On the price of exact truthfulness in incentive-compatible online learning with bandit feedback: A regret lower bound for WSU-UX
Ali Mortazavi, Junhao Lin, Nishant A. Mehta
TL;DR
The paper investigates incentive-compatible online learning with reputation-seeking experts under bandit feedback, focusing on the WSU-UX algorithm. Building on prior work, it shows a worst-case lower bound of $\Omega(T^{2/3})$ on regret for WSU-UX under valid hyperparameters, via a carefully constructed two-phase loss sequence with two arms. The result clarifies a gap between WSU-UX’s performance and the minimax rate, and suggests that improving beyond $O(T^{2/3})$ may require a fundamentally different IC approach. The analysis combines a potential-based comparison to EXP3 with a second-order lower-bound argument, leveraging martingale techniques to control the evolution of the probability distribution and the estimation errors. Overall, the work advances understanding of the intrinsic difficulty of truthful reporting in bandit online learning and delineates the limitations of a natural IC algorithm in this setting.
Abstract
In one view of the classical game of prediction with expert advice with binary outcomes, in each round, each expert maintains an adversarially chosen belief and honestly reports this belief. We consider a recently introduced, strategic variant of this problem with selfish (reputation-seeking) experts, where each expert strategically reports in order to maximize their expected future reputation based on their belief. In this work, our goal is to design an algorithm for the selfish experts problem that is incentive-compatible (IC, or \emph{truthful}), meaning each expert's best strategy is to report truthfully, while also ensuring the algorithm enjoys sublinear regret with respect to the expert with the best belief. Freeman et al. (2020) recently studied this problem in the full information and bandit settings and obtained truthful, no-regret algorithms by leveraging prior work on wagering mechanisms.
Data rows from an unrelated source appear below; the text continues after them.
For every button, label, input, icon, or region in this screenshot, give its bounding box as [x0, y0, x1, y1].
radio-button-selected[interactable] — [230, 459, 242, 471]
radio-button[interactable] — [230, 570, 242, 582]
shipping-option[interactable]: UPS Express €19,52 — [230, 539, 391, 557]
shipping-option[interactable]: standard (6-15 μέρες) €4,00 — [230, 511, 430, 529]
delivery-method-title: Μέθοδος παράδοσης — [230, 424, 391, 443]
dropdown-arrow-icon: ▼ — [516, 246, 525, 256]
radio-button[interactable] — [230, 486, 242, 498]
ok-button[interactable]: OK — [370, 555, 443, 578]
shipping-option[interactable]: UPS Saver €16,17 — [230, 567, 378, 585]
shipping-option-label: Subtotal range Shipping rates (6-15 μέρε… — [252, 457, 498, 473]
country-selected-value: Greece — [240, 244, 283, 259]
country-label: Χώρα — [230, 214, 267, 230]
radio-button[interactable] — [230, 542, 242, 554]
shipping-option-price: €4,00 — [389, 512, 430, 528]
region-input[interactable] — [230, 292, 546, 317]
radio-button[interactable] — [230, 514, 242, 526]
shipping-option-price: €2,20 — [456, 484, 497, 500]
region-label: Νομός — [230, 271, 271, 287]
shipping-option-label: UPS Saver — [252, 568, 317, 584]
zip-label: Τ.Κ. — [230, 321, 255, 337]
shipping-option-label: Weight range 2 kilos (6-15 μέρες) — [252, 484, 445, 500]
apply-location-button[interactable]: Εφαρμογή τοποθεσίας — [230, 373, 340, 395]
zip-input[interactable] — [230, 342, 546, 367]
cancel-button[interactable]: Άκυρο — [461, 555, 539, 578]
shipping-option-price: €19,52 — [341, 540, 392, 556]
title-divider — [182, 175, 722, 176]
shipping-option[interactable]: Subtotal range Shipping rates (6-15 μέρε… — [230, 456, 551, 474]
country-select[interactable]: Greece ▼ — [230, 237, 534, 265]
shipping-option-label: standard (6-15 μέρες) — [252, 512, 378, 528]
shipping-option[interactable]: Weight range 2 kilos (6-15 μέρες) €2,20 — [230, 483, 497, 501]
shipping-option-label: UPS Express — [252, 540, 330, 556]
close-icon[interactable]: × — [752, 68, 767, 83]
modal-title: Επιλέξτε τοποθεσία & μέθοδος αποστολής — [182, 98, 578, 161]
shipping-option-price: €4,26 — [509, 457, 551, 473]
While their results under full information match the minimax rate for the classical ("honest experts") problem, the best-known regret for their bandit algorithm WSU-UX is $O(T^{2/3})$, which does not match the minimax rate for the classical ("honest bandits") setting. It was unclear whether the higher regret was an artifact of their analysis or a limitation of WSU-UX. We show, via explicit construction of loss sequences, that the algorithm suffers a worst-case $Ω(T^{2/3})$ lower bound. Left open is the possibility that a different IC algorithm obtains $O(\sqrt{T})$ regret. Yet, WSU-UX was a natural choice for such an algorithm owing to the limited design room for IC algorithms in this setting.